Я бы даже с полемическим перехлестом сказал, что Пастернаку не столь важен Христос, как Магдалина. Распинаема на кресте – женщина. «Их потом на кровельном железе так же распинают чердаки» – и десятки подобных строк у Пастернака – что позднего, что раннего: всякого. У Пастернака – Христос у ног Магдалины. Чувство вины перед женщиной, благодарность за ее природные щедроты, которые не окупить ничем, кроме воздаяния полной мерой всемирного ее освобождения, возведения на небесную высоту, – вот в каких тонах и красках видит Пастернак революцию в «Докторе Живаго», да и во всех своих сочинениях. И пастернаковскому Христу неведом тот «Иисусов грех», о котором писал Бабель: посчитайте, сколько детей народил в романе доктор Живаго.

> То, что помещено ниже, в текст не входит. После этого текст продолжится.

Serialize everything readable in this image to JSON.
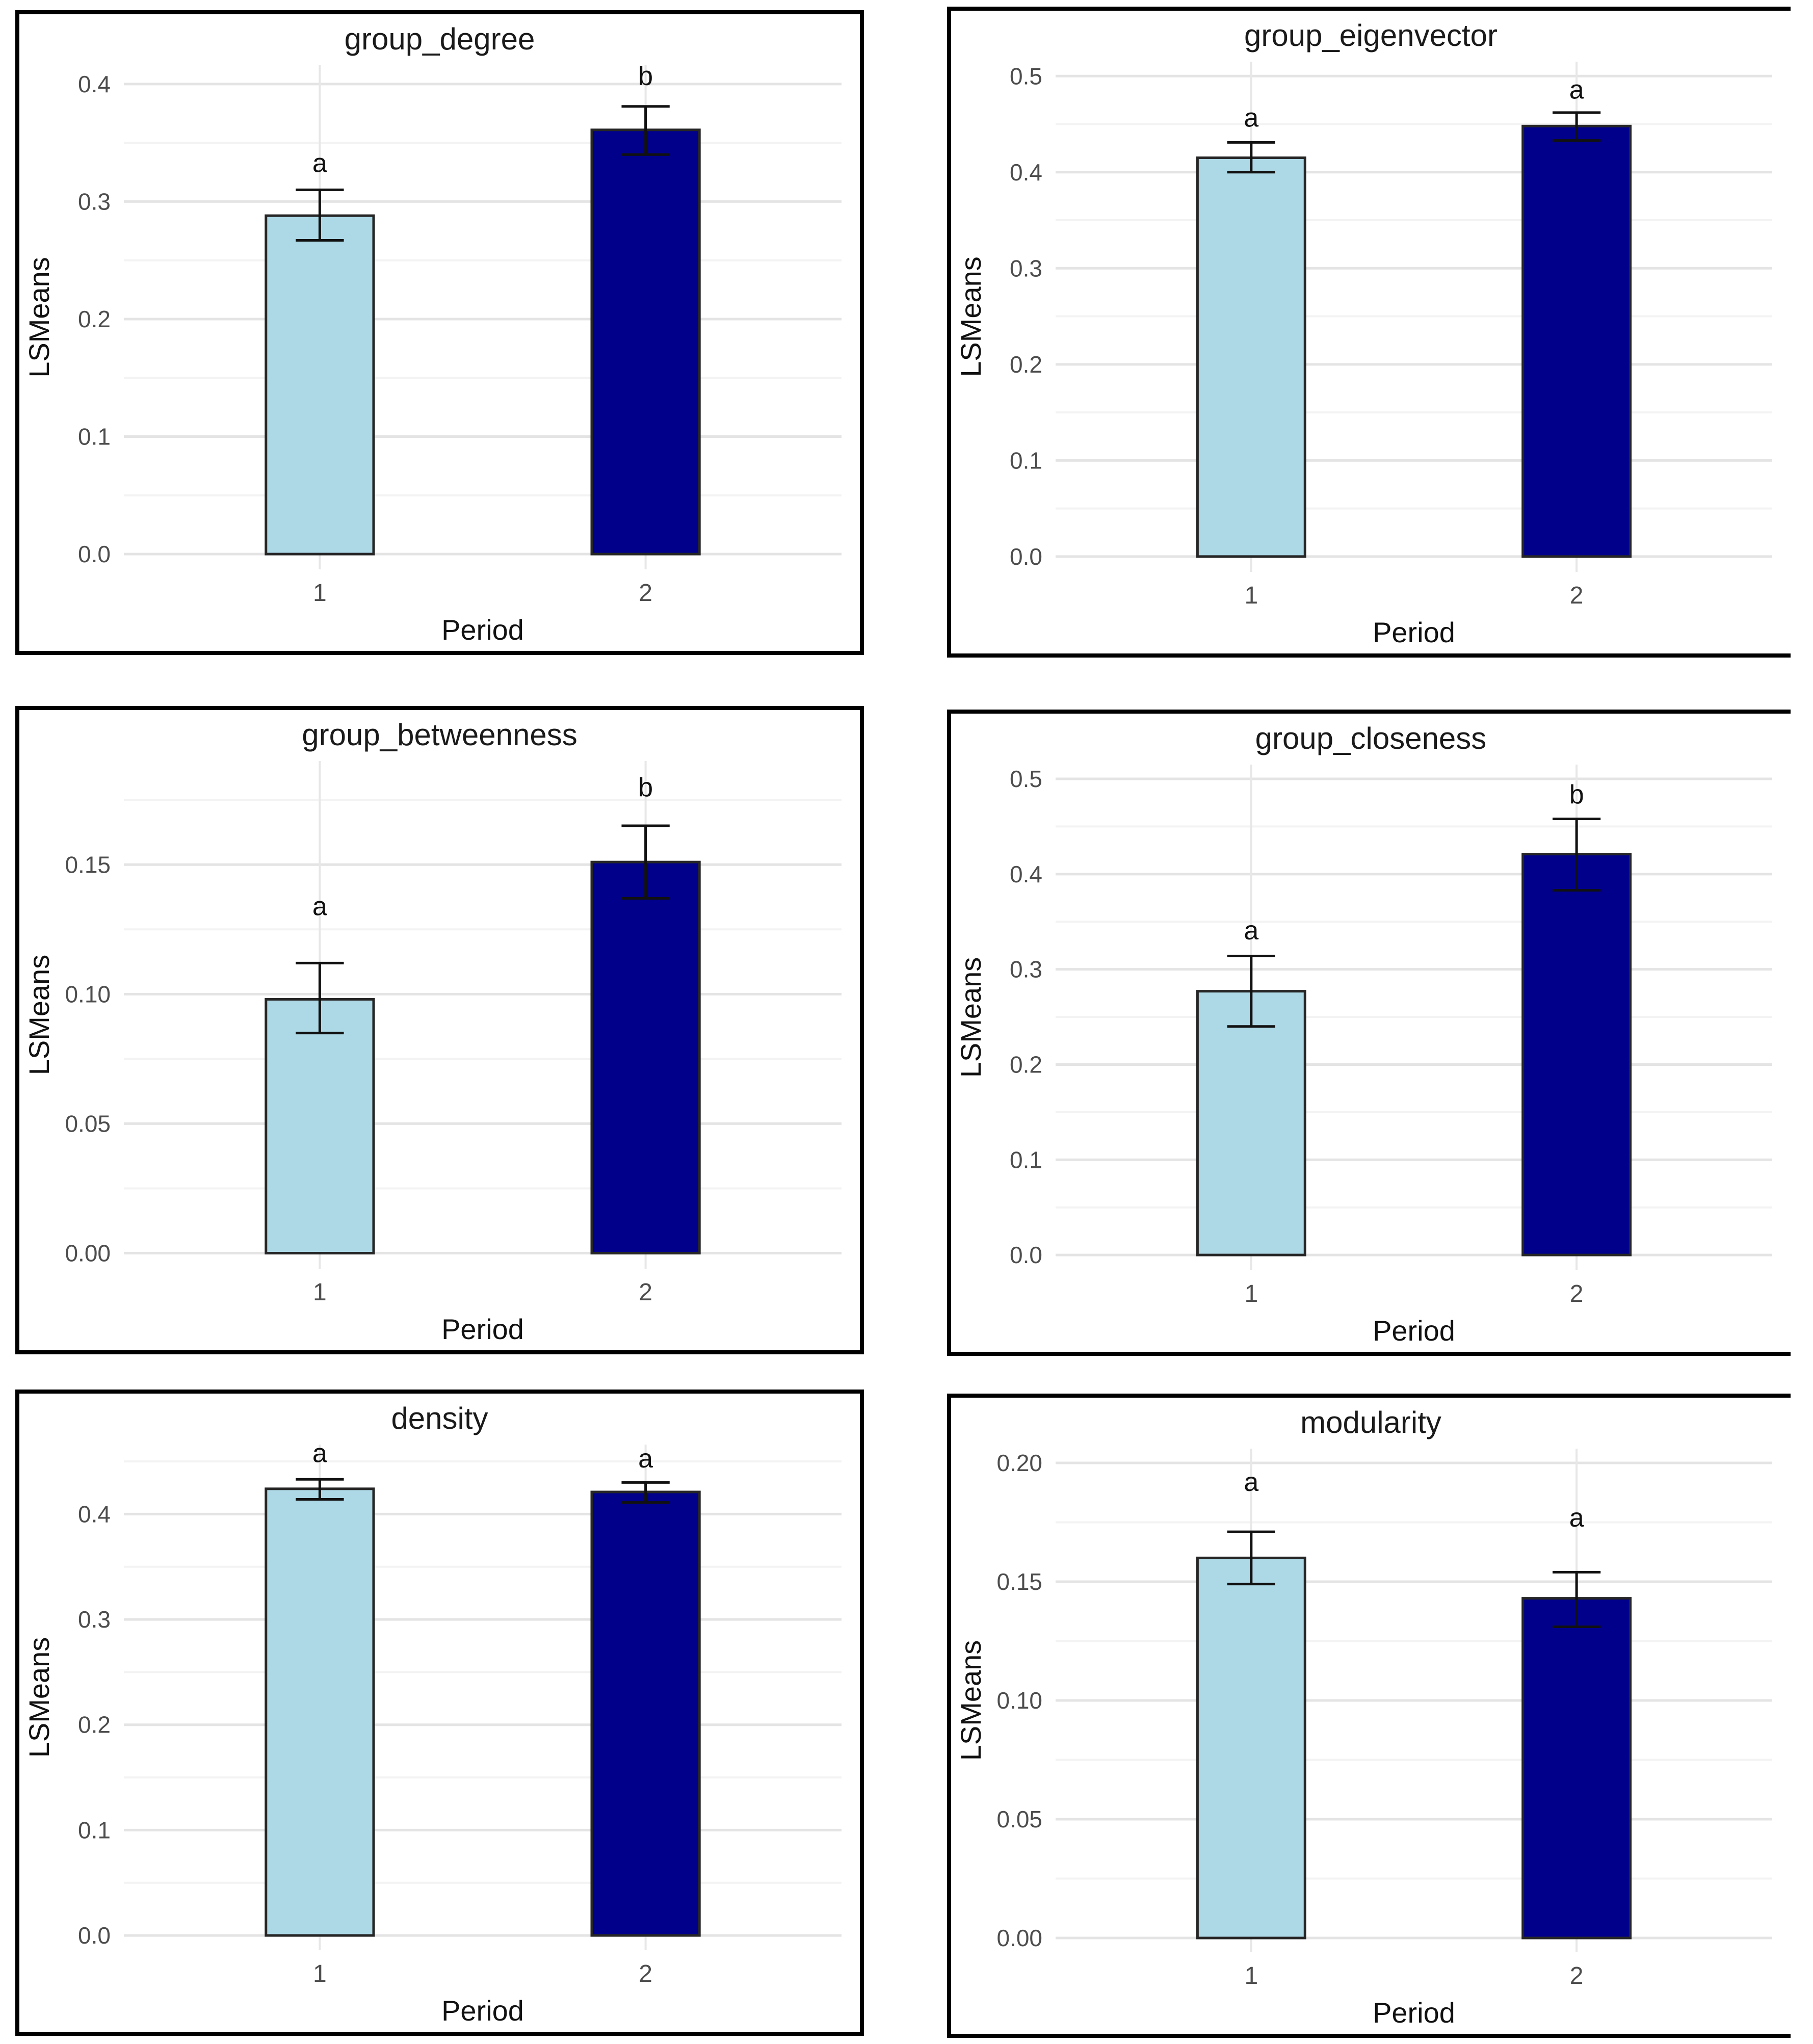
{
  "figure": {
    "description": "Grid of six bar charts of LSMeans by Period with 95% error bars and significance letters",
    "xlabel": "Period",
    "ylabel": "LSMeans",
    "categories": [
      "1",
      "2"
    ]
  },
  "style_colors": {
    "bar_fill_period1": "#ADD8E6",
    "bar_fill_period2": "#00008B",
    "bar_stroke": "#262626",
    "error_bar": "#111111",
    "major_grid": "#e4e4e4",
    "minor_grid": "#f3f3f3",
    "vertical_grid": "#e7e7e7",
    "tick_label": "#4d4d4d",
    "axis_title": "#111111",
    "panel_border": "#000000"
  },
  "chart_data": [
    {
      "type": "bar",
      "title": "group_degree",
      "xlabel": "Period",
      "ylabel": "LSMeans",
      "categories": [
        "1",
        "2"
      ],
      "series": [
        {
          "period": "1",
          "mean": 0.288,
          "ci_low": 0.267,
          "ci_high": 0.31,
          "sig_letter": "a",
          "letter_y": 0.333
        },
        {
          "period": "2",
          "mean": 0.361,
          "ci_low": 0.34,
          "ci_high": 0.381,
          "sig_letter": "b",
          "letter_y": 0.407
        }
      ],
      "yticks": [
        0.0,
        0.1,
        0.2,
        0.3,
        0.4
      ],
      "ytick_labels": [
        "0.0",
        "0.1",
        "0.2",
        "0.3",
        "0.4"
      ],
      "minor_step": 0.05,
      "ylim": [
        -0.013,
        0.416
      ],
      "grid": true,
      "legend": "none"
    },
    {
      "type": "bar",
      "title": "group_eigenvector",
      "xlabel": "Period",
      "ylabel": "LSMeans",
      "categories": [
        "1",
        "2"
      ],
      "series": [
        {
          "period": "1",
          "mean": 0.415,
          "ci_low": 0.4,
          "ci_high": 0.431,
          "sig_letter": "a",
          "letter_y": 0.457
        },
        {
          "period": "2",
          "mean": 0.448,
          "ci_low": 0.433,
          "ci_high": 0.462,
          "sig_letter": "a",
          "letter_y": 0.486
        }
      ],
      "yticks": [
        0.0,
        0.1,
        0.2,
        0.3,
        0.4,
        0.5
      ],
      "ytick_labels": [
        "0.0",
        "0.1",
        "0.2",
        "0.3",
        "0.4",
        "0.5"
      ],
      "minor_step": 0.05,
      "ylim": [
        -0.016,
        0.515
      ],
      "grid": true,
      "legend": "none"
    },
    {
      "type": "bar",
      "title": "group_betweenness",
      "xlabel": "Period",
      "ylabel": "LSMeans",
      "categories": [
        "1",
        "2"
      ],
      "series": [
        {
          "period": "1",
          "mean": 0.098,
          "ci_low": 0.085,
          "ci_high": 0.112,
          "sig_letter": "a",
          "letter_y": 0.134
        },
        {
          "period": "2",
          "mean": 0.151,
          "ci_low": 0.137,
          "ci_high": 0.165,
          "sig_letter": "b",
          "letter_y": 0.18
        }
      ],
      "yticks": [
        0.0,
        0.05,
        0.1,
        0.15
      ],
      "ytick_labels": [
        "0.00",
        "0.05",
        "0.10",
        "0.15"
      ],
      "minor_step": 0.025,
      "ylim": [
        -0.006,
        0.19
      ],
      "grid": true,
      "legend": "none"
    },
    {
      "type": "bar",
      "title": "group_closeness",
      "xlabel": "Period",
      "ylabel": "LSMeans",
      "categories": [
        "1",
        "2"
      ],
      "series": [
        {
          "period": "1",
          "mean": 0.277,
          "ci_low": 0.24,
          "ci_high": 0.314,
          "sig_letter": "a",
          "letter_y": 0.341
        },
        {
          "period": "2",
          "mean": 0.421,
          "ci_low": 0.383,
          "ci_high": 0.458,
          "sig_letter": "b",
          "letter_y": 0.484
        }
      ],
      "yticks": [
        0.0,
        0.1,
        0.2,
        0.3,
        0.4,
        0.5
      ],
      "ytick_labels": [
        "0.0",
        "0.1",
        "0.2",
        "0.3",
        "0.4",
        "0.5"
      ],
      "minor_step": 0.05,
      "ylim": [
        -0.016,
        0.515
      ],
      "grid": true,
      "legend": "none"
    },
    {
      "type": "bar",
      "title": "density",
      "xlabel": "Period",
      "ylabel": "LSMeans",
      "categories": [
        "1",
        "2"
      ],
      "series": [
        {
          "period": "1",
          "mean": 0.424,
          "ci_low": 0.414,
          "ci_high": 0.433,
          "sig_letter": "a",
          "letter_y": 0.458
        },
        {
          "period": "2",
          "mean": 0.421,
          "ci_low": 0.411,
          "ci_high": 0.43,
          "sig_letter": "a",
          "letter_y": 0.453
        }
      ],
      "yticks": [
        0.0,
        0.1,
        0.2,
        0.3,
        0.4
      ],
      "ytick_labels": [
        "0.0",
        "0.1",
        "0.2",
        "0.3",
        "0.4"
      ],
      "minor_step": 0.05,
      "ylim": [
        -0.014,
        0.466
      ],
      "grid": true,
      "legend": "none"
    },
    {
      "type": "bar",
      "title": "modularity",
      "xlabel": "Period",
      "ylabel": "LSMeans",
      "categories": [
        "1",
        "2"
      ],
      "series": [
        {
          "period": "1",
          "mean": 0.16,
          "ci_low": 0.149,
          "ci_high": 0.171,
          "sig_letter": "a",
          "letter_y": 0.192
        },
        {
          "period": "2",
          "mean": 0.143,
          "ci_low": 0.131,
          "ci_high": 0.154,
          "sig_letter": "a",
          "letter_y": 0.177
        }
      ],
      "yticks": [
        0.0,
        0.05,
        0.1,
        0.15,
        0.2
      ],
      "ytick_labels": [
        "0.00",
        "0.05",
        "0.10",
        "0.15",
        "0.20"
      ],
      "minor_step": 0.025,
      "ylim": [
        -0.006,
        0.206
      ],
      "grid": true,
      "legend": "none"
    }
  ]
}
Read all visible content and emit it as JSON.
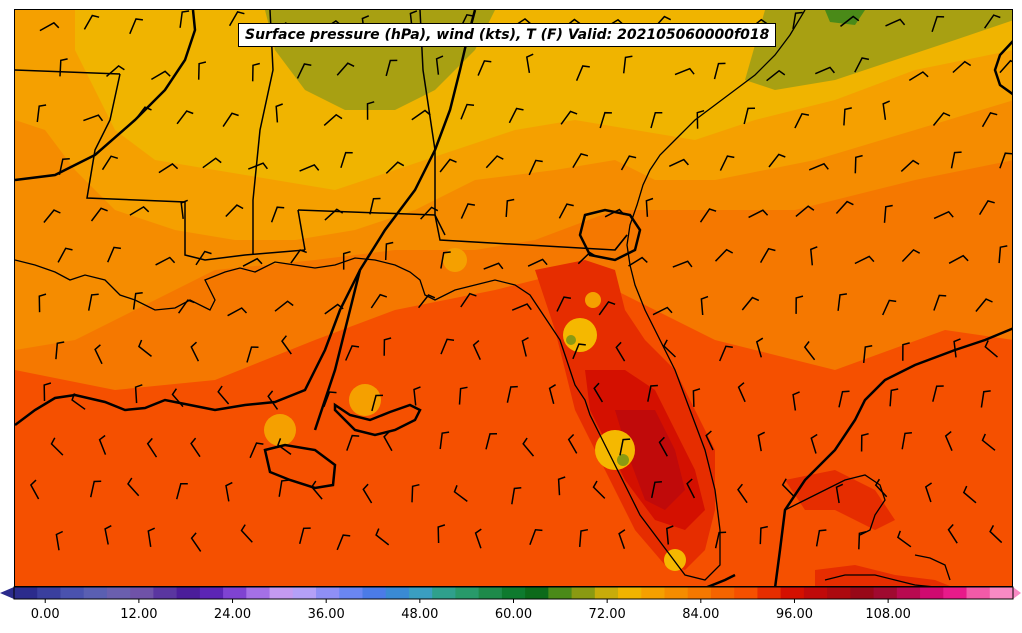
{
  "title": "Surface pressure (hPa), wind (kts), T (F) Valid: 202105060000f018",
  "colorbar": {
    "ticks": [
      "0.00",
      "12.00",
      "24.00",
      "36.00",
      "48.00",
      "60.00",
      "72.00",
      "84.00",
      "96.00",
      "108.00"
    ],
    "range": [
      -4,
      124
    ],
    "colors": [
      "#2b2b8c",
      "#3a3f9e",
      "#4a52ae",
      "#5a5fb2",
      "#6a5fae",
      "#6f52a8",
      "#5a36a0",
      "#4b1e9a",
      "#5c25b5",
      "#7f43d2",
      "#a470e6",
      "#c49af0",
      "#b4a0f7",
      "#8f8ff5",
      "#6a86f2",
      "#4b7be7",
      "#3a8ad4",
      "#3a9ec0",
      "#2fa08c",
      "#289a6a",
      "#1e8a4a",
      "#0e7a2e",
      "#0c6a1a",
      "#4a8a18",
      "#8a9a12",
      "#c8ac0a",
      "#f0b400",
      "#f5a000",
      "#f58c00",
      "#f57800",
      "#f56400",
      "#f55000",
      "#e62d00",
      "#d41000",
      "#c00a0a",
      "#ac0a10",
      "#980818",
      "#a00a30",
      "#b80a50",
      "#d00a70",
      "#e81a8a",
      "#f25aa8",
      "#f88ac4"
    ]
  },
  "map": {
    "temperature_shading": "F",
    "features": [
      "state-borders",
      "coastlines",
      "isobars",
      "wind-barbs"
    ]
  }
}
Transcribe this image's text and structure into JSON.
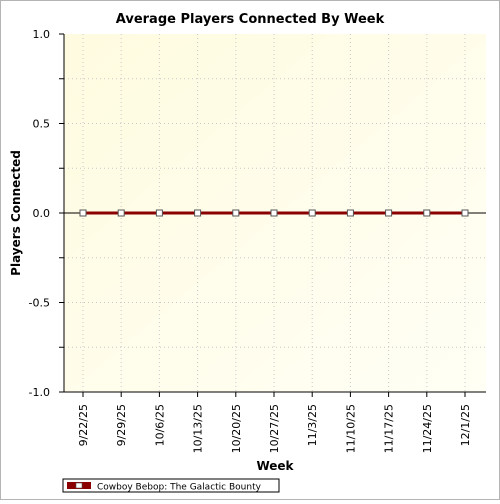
{
  "chart_data": {
    "type": "line",
    "title": "Average Players Connected By Week",
    "xlabel": "Week",
    "ylabel": "Players Connected",
    "categories": [
      "9/22/25",
      "9/29/25",
      "10/6/25",
      "10/13/25",
      "10/20/25",
      "10/27/25",
      "11/3/25",
      "11/10/25",
      "11/17/25",
      "11/24/25",
      "12/1/25"
    ],
    "series": [
      {
        "name": "Cowboy Bebop: The Galactic Bounty",
        "values": [
          0,
          0,
          0,
          0,
          0,
          0,
          0,
          0,
          0,
          0,
          0
        ],
        "color": "#8b0000"
      }
    ],
    "ylim": [
      -1.0,
      1.0
    ],
    "yticks": [
      "1.0",
      "0.5",
      "0.0",
      "-0.5",
      "-1.0"
    ],
    "grid": true,
    "legend": "bottom-left",
    "colors": {
      "plot_bg_start": "#fffbe0",
      "plot_bg_end": "#fffff5",
      "grid": "#c8c8c8",
      "line": "#8b0000",
      "marker_fill": "#ffffff"
    }
  }
}
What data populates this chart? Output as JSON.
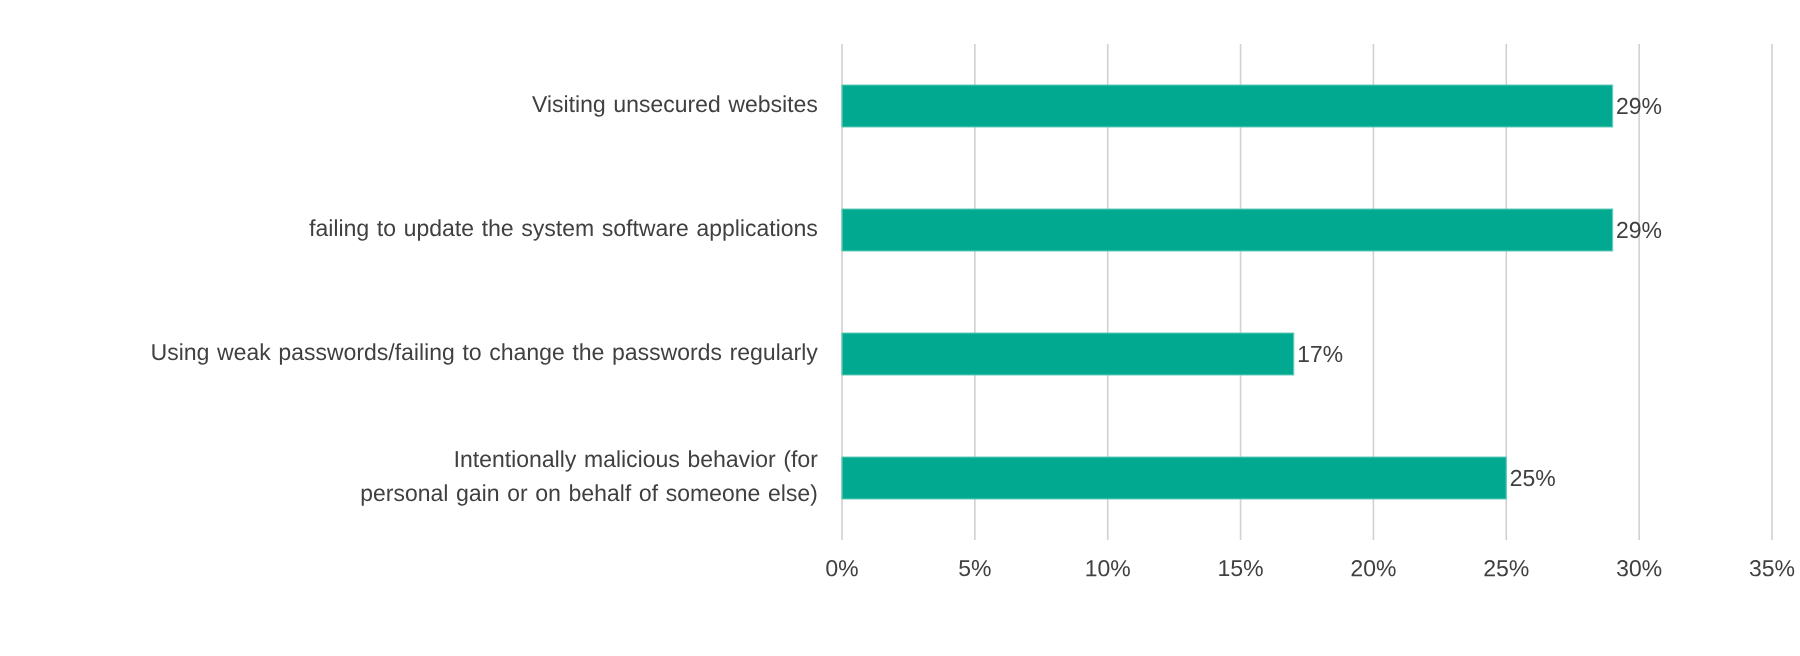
{
  "chart_data": {
    "type": "bar",
    "orientation": "horizontal",
    "categories": [
      "Visiting unsecured websites",
      "failing to update the system software applications",
      "Using weak passwords/failing to change the passwords regularly",
      "Intentionally malicious behavior (for personal gain or on behalf of someone else)"
    ],
    "values": [
      29,
      29,
      17,
      25
    ],
    "value_labels": [
      "29%",
      "29%",
      "17%",
      "25%"
    ],
    "color": "#00a98f",
    "xlim": [
      0,
      35
    ],
    "xticks": [
      {
        "value": 0,
        "label": "0%"
      },
      {
        "value": 5,
        "label": "5%"
      },
      {
        "value": 10,
        "label": "10%"
      },
      {
        "value": 15,
        "label": "15%"
      },
      {
        "value": 20,
        "label": "20%"
      },
      {
        "value": 25,
        "label": "25%"
      },
      {
        "value": 30,
        "label": "30%"
      },
      {
        "value": 35,
        "label": "35%"
      }
    ],
    "grid": "x"
  }
}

И в заключение об одной вдруг вспомнившейся параллели. Я сто раз писал о Герцене, но не разу не поставил в связь с Пастернаком один его странный по всем меркам мотив. Это его социализм, который он видел в двуединой задаче: раскрепощение плоти и освобождение женщины. Это у Герцена от сен-симонистов, следов влияния которых никак уж не найти у Пастернака. Остается предположить тут совпадение образа России на психологической глубине этих двух замечательных авторов. И сегодня задача та же самая; но снова и снова повторяется сюжет пастернаковской «Сказки».

Конь и труп дракона —Рядом на песке.В обмороке конный,Дева в столбняке.Но сердца их бьются.То она, то онСилятся проснутьсяИ впадают в сон.Сомкнутые веки.Выси. Облака.Воды. Броды. Реки.Годы и века.

Одна из всех, за всех, противу всех: Цветаева

И. Т.: Наши беседы, Борис Михайлович, при желании можно упрекнуть в мужском шовинизме, в «гендерном гэпе», как, я встречал, говорят нынче по-английски. За все время наших с вами передач героиней была одна только женщина, Ахматова, да и то не сама по себе, а в паре с ее антагонистом Маяковским.

Б. П.: Сразу же два замечания, Иван Никитич. С одной стороны, не так и много в русской литературе женских имен, сопоставимых с несомненными классиками мужеского пола. Говорю именно о классиках, – современной литературы, где густо пошла женщина, не касаюсь. Но кто, скажем, вам приходит в голову из заметных женщин русской литературы, поэзии?